Implementation:Speechbrain Speechbrain EncoderClassifier Encode Batch

From Leeroopedia


Property Value
Type Wrapper Doc
Repository speechbrain/speechbrain
Source File recipes/LibriTTS/TTS/mstacotron2/compute_speaker_embeddings.py:L1-129, speechbrain/inference/classifiers.py:L26-117
Import from speechbrain.inference.classifiers import EncoderClassifier
Related Principle Principle:Speechbrain_Speechbrain_Speaker_Embedding_Precomputation

API Signatures

EncoderClassifier.from_hparams

classifier = EncoderClassifier.from_hparams(
    source="speechbrain/spkrec-ecapa-voxceleb",
    savedir="tmpdir_spk_emb",
    run_opts={"device": "cuda:0"},
)

Loads a pretrained speaker encoder from HuggingFace Hub or a local directory.

EncoderClassifier.encode_batch

def encode_batch(self, wavs, wav_lens=None, normalize=False):

Encodes input audio waveforms into fixed-dimensional speaker embedding vectors.

compute_speaker_embeddings

def compute_speaker_embeddings(
    input_filepaths,
    output_file_paths,
    data_folder,
    spk_emb_encoder_path,
    spk_emb_sr,
    mel_spec_params,
    device,
):

Wrapper function that processes JSON manifest files and computes speaker embeddings for every utterance, saving results to pickle files.

Description

This implementation provides two layers of functionality:

  1. Low-level API (EncoderClassifier.encode_batch): Takes raw waveform tensors and returns speaker embedding vectors through a pipeline of feature extraction, normalization, and ECAPA-TDNN encoding.
  1. High-level wrapper (compute_speaker_embeddings): Orchestrates bulk embedding computation for an entire dataset by iterating over JSON manifests, loading audio files, calling encode_batch, and saving the results.

Parameters

encode_batch Parameters

Parameter Type Default Description
wavs torch.Tensor required Batch of waveforms with shape [batch, time] or [batch, time, channels]. Expected sample rate: 16000 Hz
wav_lens torch.Tensor None Relative lengths of waveforms in the batch (values between 0 and 1).

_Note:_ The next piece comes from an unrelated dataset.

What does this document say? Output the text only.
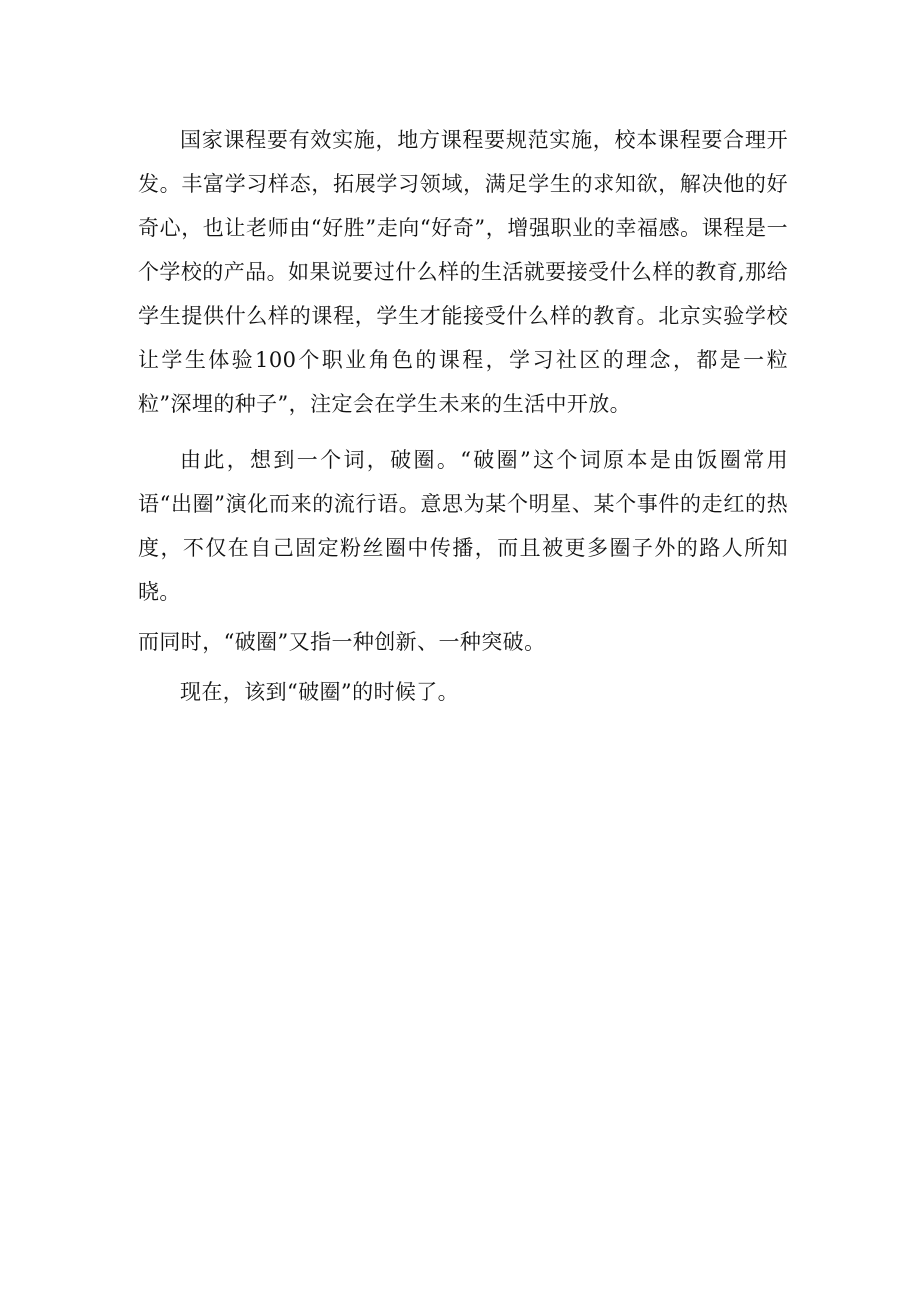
国家课程要有效实施，地方课程要规范实施，校本课程要合理开发。丰富学习样态，拓展学习领域，满足学生的求知欲，解决他的好奇心，也让老师由“好胜”走向“好奇”，增强职业的幸福感。课程是一个学校的产品。如果说要过什么样的生活就要接受什么样的教育,那给学生提供什么样的课程，学生才能接受什么样的教育。北京实验学校让学生体验100个职业角色的课程，学习社区的理念，都是一粒粒”深埋的种子”，注定会在学生未来的生活中开放。

由此，想到一个词，破圈。“破圈”这个词原本是由饭圈常用语“出圈”演化而来的流行语。意思为某个明星、某个事件的走红的热度，不仅在自己固定粉丝圈中传播，而且被更多圈子外的路人所知晓。

而同时，“破圈”又指一种创新、一种突破。

现在，该到“破圈”的时候了。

If None, all set to 1.0
normalize bool False If True, normalizes embeddings using stored mean-variance statistics

compute_speaker_embeddings Parameters

Parameter Type Default Description
input_filepaths list required List of paths to JSON manifest files (e.g., train.json, valid.json, test.json)
output_file_paths list required List of output pickle file paths, one per input manifest
data_folder str required Root path to the LibriTTS data folder (used to resolve {data_root} placeholders)
spk_emb_encoder_path str required HuggingFace model ID or local path for the speaker encoder (e.g., "speechbrain/spkrec-ecapa-voxceleb")
spk_emb_sr int required Sample rate expected by the speaker encoder (typically 16000)
mel_spec_params dict required Dictionary with mel-spectrogram parameters and custom_mel_spec_encoder flag
device str required Compute device (e.g., "cuda:0" or "cpu")

Returns

encode_batch

Returns a torch.Tensor of shape [batch, 1, 192] containing the speaker embedding for each input waveform.

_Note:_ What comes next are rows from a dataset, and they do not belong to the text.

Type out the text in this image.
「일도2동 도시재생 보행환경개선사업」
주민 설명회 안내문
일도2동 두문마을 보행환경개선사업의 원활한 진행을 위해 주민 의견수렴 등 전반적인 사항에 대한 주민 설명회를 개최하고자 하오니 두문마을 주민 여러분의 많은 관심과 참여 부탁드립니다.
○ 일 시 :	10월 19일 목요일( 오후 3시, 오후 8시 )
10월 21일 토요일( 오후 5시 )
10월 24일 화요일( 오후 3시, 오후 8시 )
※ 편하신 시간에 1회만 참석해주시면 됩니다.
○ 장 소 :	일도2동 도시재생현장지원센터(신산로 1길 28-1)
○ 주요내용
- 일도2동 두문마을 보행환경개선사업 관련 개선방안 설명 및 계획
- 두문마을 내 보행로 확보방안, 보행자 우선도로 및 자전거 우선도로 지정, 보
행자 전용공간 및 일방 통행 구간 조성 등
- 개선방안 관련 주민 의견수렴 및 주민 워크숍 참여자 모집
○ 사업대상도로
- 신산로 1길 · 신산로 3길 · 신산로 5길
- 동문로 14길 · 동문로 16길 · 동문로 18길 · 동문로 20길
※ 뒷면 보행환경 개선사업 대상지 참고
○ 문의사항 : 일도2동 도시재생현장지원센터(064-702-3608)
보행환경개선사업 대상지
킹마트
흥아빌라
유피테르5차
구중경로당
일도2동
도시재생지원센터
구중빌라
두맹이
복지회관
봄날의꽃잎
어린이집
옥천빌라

compute_speaker_embeddings

Returns None. Writes pickle files to the specified output_file_paths.

Internal Pipeline

The encode_batch method implements a three-stage pipeline:

# Stage 1: Compute filterbank features
feats = self.mods.compute_features(wavs)

# Stage 2: Mean-variance normalization
feats = self.mods.mean_var_norm(feats, wav_lens)

# Stage 3: Extract embeddings via ECAPA-TDNN
embeddings = self.mods.embedding_model(feats, wav_lens)

The required modules are declared in the MODULES_NEEDED class attribute:

MODULES_NEEDED = [
    "compute_features",
    "mean_var_norm",
    "embedding_model",
    "classifier",
]

Usage Examples

Direct Embedding Extraction

import torchaudio
from speechbrain.inference.classifiers import EncoderClassifier

# Load pretrained ECAPA-TDNN speaker encoder
classifier = EncoderClassifier.from_hparams(
    source="speechbrain/spkrec-ecapa-voxceleb",
    savedir="pretrained_models/spkrec-ecapa-voxceleb",
    run_opts={"device": "cuda:0"},
)

# Load an audio file
signal, fs = torchaudio.load("utterance.wav")

# Extract speaker embedding (192-dim)
embedding = classifier.encode_batch(signal)
print(embedding.shape)  # torch.Size([1, 1, 192])

# Squeeze to get a flat vector
embedding = embedding.squeeze()
print(embedding.shape)  # torch.Size([192])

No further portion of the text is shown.